As usual the Postgres docs do a thorough job explaining what this setting does:

Enables timing of database I/O calls. This parameter is off by default, as it will repeatedly query the operating system for the current time, which may cause significant overhead on some platforms. You can use the pg_test_timing tool to measure the overhead of timing on your system. I/O timing information is displayed in pg_stat_database, in the output of EXPLAIN when the BUFFERS option is used, in the output of VACUUM when the VERBOSE option is used, by autovacuum for auto-vacuums and auto-analyzes, when log_autovacuum_min_duration is set and by pg_stat_statements. Only superusers and users with the appropriate SET privilege can change this setting.

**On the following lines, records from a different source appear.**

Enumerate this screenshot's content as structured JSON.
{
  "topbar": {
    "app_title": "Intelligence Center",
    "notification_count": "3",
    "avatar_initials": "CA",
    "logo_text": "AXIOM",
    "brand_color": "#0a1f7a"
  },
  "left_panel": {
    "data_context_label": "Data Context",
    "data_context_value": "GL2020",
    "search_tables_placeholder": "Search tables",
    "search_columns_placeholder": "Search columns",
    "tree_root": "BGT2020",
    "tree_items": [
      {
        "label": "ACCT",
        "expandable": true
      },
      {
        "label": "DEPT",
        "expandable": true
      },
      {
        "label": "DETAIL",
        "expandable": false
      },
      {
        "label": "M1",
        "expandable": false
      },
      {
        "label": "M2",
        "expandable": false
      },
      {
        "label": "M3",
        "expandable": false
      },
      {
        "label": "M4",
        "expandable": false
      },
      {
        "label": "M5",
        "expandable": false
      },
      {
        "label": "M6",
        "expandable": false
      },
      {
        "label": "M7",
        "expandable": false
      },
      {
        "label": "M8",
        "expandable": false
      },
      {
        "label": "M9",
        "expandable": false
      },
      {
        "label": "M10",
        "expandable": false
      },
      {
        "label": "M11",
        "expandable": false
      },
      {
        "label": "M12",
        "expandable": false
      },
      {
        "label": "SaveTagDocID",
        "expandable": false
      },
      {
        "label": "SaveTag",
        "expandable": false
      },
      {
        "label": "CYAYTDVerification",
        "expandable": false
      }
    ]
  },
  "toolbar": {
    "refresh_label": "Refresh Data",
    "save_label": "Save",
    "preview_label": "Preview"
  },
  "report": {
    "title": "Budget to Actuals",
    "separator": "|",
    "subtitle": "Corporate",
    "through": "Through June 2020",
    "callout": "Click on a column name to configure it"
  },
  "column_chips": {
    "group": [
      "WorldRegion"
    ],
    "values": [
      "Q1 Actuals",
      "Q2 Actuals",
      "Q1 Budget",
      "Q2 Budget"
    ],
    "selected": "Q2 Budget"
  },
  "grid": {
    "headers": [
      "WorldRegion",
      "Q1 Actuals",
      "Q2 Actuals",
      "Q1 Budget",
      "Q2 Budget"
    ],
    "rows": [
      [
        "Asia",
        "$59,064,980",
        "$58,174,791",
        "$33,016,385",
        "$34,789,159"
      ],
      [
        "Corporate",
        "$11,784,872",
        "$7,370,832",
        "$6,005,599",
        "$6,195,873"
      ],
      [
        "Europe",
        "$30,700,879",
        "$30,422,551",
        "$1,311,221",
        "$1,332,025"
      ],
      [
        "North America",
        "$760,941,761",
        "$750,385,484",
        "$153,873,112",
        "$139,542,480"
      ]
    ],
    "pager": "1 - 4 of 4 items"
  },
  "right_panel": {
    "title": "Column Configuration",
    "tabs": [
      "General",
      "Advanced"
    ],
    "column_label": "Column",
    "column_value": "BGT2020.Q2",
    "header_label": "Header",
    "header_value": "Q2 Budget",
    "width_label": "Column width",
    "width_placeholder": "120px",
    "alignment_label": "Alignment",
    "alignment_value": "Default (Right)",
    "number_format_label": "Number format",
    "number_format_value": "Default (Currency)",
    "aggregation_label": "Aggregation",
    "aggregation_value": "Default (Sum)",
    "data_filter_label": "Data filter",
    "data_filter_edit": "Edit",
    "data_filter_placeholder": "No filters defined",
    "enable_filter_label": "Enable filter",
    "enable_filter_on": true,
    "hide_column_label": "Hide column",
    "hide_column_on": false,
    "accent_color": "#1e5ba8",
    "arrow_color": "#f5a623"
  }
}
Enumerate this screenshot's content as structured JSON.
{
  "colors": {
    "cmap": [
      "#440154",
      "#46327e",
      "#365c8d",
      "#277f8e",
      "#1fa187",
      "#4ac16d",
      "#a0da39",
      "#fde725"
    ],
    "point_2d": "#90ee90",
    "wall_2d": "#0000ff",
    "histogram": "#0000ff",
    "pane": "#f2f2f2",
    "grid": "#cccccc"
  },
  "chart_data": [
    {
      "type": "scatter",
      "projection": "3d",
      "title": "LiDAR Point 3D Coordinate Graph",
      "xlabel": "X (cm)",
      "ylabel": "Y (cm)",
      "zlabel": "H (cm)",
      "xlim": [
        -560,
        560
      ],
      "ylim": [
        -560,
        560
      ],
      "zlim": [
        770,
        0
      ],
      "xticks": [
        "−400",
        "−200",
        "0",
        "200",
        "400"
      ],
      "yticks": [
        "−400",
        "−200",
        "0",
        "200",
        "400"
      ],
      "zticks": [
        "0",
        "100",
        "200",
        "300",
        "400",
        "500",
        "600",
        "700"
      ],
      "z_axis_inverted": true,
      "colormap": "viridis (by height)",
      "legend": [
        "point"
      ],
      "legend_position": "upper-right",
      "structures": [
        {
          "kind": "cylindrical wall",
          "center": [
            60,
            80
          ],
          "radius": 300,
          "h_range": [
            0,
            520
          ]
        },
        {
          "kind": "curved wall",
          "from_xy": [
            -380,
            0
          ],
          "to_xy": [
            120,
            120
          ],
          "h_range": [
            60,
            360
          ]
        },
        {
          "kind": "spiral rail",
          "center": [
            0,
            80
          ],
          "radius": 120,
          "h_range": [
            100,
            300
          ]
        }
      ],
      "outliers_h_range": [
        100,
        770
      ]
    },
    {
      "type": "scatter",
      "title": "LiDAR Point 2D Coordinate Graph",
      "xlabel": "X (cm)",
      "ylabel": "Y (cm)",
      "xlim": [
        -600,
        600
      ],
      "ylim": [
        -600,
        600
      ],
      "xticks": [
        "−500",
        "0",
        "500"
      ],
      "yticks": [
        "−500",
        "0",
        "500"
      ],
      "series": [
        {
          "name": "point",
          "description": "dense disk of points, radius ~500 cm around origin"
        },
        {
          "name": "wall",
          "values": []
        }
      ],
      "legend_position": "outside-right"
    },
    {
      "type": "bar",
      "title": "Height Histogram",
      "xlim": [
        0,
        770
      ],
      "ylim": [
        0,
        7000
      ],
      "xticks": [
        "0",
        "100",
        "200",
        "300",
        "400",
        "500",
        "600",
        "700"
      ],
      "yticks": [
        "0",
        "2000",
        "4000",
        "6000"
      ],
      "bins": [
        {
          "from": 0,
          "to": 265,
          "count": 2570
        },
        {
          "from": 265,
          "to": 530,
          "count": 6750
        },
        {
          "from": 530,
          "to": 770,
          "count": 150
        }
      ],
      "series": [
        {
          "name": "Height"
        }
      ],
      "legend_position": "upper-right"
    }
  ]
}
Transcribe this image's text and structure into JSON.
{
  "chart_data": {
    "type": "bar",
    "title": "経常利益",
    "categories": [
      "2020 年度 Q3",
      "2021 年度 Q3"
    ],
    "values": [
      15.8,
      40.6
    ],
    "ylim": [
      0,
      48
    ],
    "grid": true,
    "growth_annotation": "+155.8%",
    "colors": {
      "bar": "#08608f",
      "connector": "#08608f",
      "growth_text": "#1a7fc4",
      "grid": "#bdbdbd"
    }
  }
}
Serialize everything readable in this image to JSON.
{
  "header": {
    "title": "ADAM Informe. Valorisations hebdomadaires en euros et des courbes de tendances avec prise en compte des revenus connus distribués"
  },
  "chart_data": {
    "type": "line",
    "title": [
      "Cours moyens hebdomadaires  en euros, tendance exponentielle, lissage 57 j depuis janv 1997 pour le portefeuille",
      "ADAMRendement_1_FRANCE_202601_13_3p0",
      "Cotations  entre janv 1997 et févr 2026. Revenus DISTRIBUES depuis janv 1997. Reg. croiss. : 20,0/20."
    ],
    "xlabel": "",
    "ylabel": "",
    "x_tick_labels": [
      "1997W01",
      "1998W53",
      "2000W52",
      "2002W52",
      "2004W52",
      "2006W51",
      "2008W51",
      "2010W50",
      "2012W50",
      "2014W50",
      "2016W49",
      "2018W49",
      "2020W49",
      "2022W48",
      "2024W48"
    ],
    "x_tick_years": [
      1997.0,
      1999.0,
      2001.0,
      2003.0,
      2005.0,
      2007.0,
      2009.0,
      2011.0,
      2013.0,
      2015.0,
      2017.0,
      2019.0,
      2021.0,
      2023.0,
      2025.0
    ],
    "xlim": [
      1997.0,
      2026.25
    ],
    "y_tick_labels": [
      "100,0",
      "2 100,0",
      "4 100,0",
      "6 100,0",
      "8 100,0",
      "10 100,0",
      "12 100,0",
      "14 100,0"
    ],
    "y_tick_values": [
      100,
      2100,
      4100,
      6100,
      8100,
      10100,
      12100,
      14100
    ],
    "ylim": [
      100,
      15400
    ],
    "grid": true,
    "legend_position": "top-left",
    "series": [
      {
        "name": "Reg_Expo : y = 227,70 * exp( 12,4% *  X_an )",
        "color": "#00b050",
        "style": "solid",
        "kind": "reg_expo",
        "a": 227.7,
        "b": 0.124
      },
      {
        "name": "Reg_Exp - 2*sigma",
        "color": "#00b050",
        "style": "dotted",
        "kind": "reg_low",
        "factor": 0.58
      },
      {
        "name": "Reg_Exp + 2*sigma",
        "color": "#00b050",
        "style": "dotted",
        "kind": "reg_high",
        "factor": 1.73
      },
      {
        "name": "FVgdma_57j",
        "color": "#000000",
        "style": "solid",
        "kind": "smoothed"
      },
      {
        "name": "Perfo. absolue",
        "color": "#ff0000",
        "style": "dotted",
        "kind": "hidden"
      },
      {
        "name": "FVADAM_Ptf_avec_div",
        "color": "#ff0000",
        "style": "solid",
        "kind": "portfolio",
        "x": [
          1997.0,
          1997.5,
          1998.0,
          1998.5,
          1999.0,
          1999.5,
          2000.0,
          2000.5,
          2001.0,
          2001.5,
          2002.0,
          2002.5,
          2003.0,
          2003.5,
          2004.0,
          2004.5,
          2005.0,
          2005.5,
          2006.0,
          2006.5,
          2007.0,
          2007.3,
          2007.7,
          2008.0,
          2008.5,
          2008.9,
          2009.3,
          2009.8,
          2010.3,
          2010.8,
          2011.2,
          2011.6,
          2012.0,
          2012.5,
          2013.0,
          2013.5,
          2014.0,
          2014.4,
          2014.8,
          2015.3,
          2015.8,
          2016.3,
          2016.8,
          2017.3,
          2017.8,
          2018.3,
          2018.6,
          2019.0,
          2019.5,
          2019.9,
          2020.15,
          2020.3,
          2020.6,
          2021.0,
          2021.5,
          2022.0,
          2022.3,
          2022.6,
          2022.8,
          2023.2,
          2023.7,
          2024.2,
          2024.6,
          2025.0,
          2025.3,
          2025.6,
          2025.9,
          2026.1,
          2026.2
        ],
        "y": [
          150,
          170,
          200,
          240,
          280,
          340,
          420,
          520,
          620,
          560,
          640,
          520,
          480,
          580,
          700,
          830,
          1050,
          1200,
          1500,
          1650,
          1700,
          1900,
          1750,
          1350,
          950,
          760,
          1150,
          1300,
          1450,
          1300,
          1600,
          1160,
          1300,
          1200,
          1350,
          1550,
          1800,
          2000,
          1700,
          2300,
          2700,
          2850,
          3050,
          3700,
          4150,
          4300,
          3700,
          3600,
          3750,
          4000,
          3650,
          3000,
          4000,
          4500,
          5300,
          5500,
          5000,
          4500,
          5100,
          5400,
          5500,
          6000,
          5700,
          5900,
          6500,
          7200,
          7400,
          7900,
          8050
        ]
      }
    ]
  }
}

However simply put for our use case if you turn this setting on then when you run an EXPLAIN (ANALYSE, BUFFERS) you will get the time in milliseconds that the IO operations in each part of your query took to perform, for example using one of the queries from the previous post:

EXPLAIN (ANALYSE, BUFFERS)
SELECT
	events.*
FROM
	events
	INNER JOIN activity_logs ON events.activity_logs_id = activity_logs.id
WHERE
	activity_logs.user_id = 83463
	AND events.date in ('2022-12-04')
	AND (events.event_start IS NOT NULL
		AND events.event_end IS NOT NULL
		AND events.duration != 0
		OR events.exception_id IS NOT NULL)
ORDER BY
	date ASC,
	events.event_start DESC NULLS LAST;

	Sort  (cost=10157.36..10157.37 rows=1 width=166) (actual time=2290.762..2290.763 rows=0 loops=1)
  Sort Key: events.event_start DESC NULLS LAST
  Sort Method: quicksort  Memory: 25kB
  Buffers: shared hit=1166 read=3117
  I/O Timings: read=3221.979
  ->  Nested Loop  (cost=1.13..10157.35 rows=1 width=166) (actual time=2290.757..2290.758 rows=0 loops=1)
        Buffers: shared hit=1166 read=3117
        I/O Timings: read=3221.979
        ->  Index Scan using index_activity_logs_on_user_id_and_event_start_and_event_end on activity_logs  (cost=0.56..325.89 rows=82 width=4) (actual time=0.018..14.964 rows=315 loops=1)
              Index Cond: (user_id = 83463)
              Buffers: shared hit=33 read=116
              I/O Timings: read=137.986
        ->  Index Scan using index_events_on_activity_logs_id on events  (cost=0.57..119.89 rows=1 width=166) (actual time=7.221..7.221 rows=0 loops=315)
              Index Cond: (activity_logs_id = activity_logs.id)
              Filter: ((((event_start IS NOT NULL) AND (event_end IS NOT NULL) AND (duration <> '0'::double precision)) OR (exception_id IS NOT NULL)) AND (date = '2022-12-04'::date))
              Rows Removed by Filter: 11
              Buffers: shared hit=1133 read=3001
              I/O Timings: read=3083.993
Planning:
  Buffers: shared hit=146
Planning Time: 0.427 ms
Execution Time: 2290.813 ms

As with the BUFFERS option the timings are cumulative at each node in the hierarchy of the explain output.

This isn’t something that I’ve personally found particularly useful, I suspect it might be useful when diagnosing slow fetches if you’re storing data on different backend data stores across tables, but it’s interesting to see.